Pagani e le vite da salvare
Entro il 2040 saranno più di 3 milioni le persone affette in tutto il mondo da leucemia mieloide cronica, una malattia oggi rara ma che diventerà, tra qualche decennio, la tipologia più comune di leucemia. Questo tumore del sangue, che parte dal midollo osseo, ha un decorso molto lento e viene diagnosticato spesso in tarda età richiedendo, nella maggior parte dei casi, cure farmacologiche che durano per tutta la vita del paziente. Grazie alle ricerche di Ilaria Pagani (nella foto, seconda da sinistra seduta), biologa molecolare nata a Corgeno (Varese) e ora residente ad Adelaide, si sono fatti passi avanti per facilitare l’interruzione di cure in certi pazienti senza rischi di ricadute, con un netto miglioramento della qualità della vita. I risultati degli studi di Pagani sono stati premiati a livello internazionale, con l’assegnazione, nel 2019, di un prestigioso riconoscimento: il John Goldman Research Award della Scuola europea di ematologia, e i suoi studi continuano oggi a ricevere finanziamenti, tra gli ultimi quello della Leukaemia Foundation australiana. Pagani è oggi fellow del Beat Project Cancer, una posizione importante conferita dall’Ente tumori del South Australia a soli due ricercatori dello Stato.
Formatasi all’Università dell’Insubria e poi all’Università di Milano in genetica medica, Pagani ha lavorato a Varese, Roma e in Inghilterra prima di trasferirsi, nel 2014, in Australia, un Paese che ha fatto decollare la sua carriera e che le sta permettendo di svolgere un lavoro importante, dentro e fuori il laboratorio dell’ente di ricerca South Australian Health and Medical Research Institute (Sahmri). L’interesse di Pagani per lo studio della leucemia mieloide cronica è iniziato a Varese dove si trova uno degli unici due laboratori al mondo che stavano sviluppando una tecnica per monitorare la malattia residua.
L’altro era appunto il Sahmri che ha notato il lavoro della giovane ricercatrice durante una conferenza negli Stati Uniti, e l’ha invitata per sei mesi ad Adelaide, come assegnista di ricerca. «Il laboratorio era aperto da poco, era bello, eravamo tutti ricercatori internazionali». Per la biologa è stato fondamentale essere affiancata da un mentore che continua a guidarla nel raggiungimento dei propri obiettivi. Pagani si sta impegnando molto anche per rilanciare Aria, l’Associazione dei ricercatori italiani in Australasia. Un network nato nei primi anni Duemila, e che al momento ha un centinaio di soci tra Adelaide, Melbourne, Sydney e le Fiji. Tra gli obiettivi di Aria, ci sono il rafforzamento di scambi e collaborazioni tra istituti di ricerca ed enti pubblici italiani e australiani, ma anche il sostegno ai ricercatori arrivati da poco in Australia. Attraverso l’organizzazione di eventi, si vogliono creare opportunità di networking e confronto.

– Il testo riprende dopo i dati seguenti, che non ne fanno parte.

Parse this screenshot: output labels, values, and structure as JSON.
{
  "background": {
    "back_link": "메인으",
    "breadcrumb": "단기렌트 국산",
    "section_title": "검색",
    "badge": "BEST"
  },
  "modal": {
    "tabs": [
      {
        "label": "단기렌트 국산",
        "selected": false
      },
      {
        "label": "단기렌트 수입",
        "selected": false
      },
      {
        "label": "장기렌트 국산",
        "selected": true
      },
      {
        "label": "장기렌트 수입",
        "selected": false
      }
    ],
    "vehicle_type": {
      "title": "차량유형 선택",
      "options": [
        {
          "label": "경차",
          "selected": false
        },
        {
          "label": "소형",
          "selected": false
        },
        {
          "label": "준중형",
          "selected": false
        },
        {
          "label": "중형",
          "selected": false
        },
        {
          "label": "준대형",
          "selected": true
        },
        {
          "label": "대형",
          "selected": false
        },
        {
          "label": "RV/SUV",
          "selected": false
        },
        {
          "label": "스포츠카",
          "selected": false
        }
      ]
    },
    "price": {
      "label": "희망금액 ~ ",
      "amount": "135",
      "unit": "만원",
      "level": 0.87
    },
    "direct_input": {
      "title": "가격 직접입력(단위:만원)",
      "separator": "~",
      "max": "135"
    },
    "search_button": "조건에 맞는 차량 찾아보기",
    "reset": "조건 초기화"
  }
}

Eletta presidente di Aria nel dicembre 2019, Pagani con il Comitato, quasi esclusivamente al femminile, ha già presentato alcune iniziative che hanno raccolto un ottimo seguito, e molti altri programmi sono attualmente in cantiere. Pagani è molto attiva su un altro fronte: quello delle pari opportunità in ambito scientifico. Il Sahmri, per esempio, ha ottenuto una certificazione internazionale che attesta le buone pratiche riguardanti inclusività e parità di genere, e la biologa vorrebbe vederle replicate anche in Italia. Quando non è in laboratorio o non sta sviluppando nuovi progetti con Aria, Pagani si dedica ad altre due passioni: il canottaggio, uno sport praticato anche dal padre sul lago di Corgeno, e il volontariato con Surf Life Saving Australia. Da qualche anno ha infatti il brevetto di bagnina e, in estate, si alterna con altri volontari per monitorare la spiaggia di Brighton, sul litorale di Adelaide.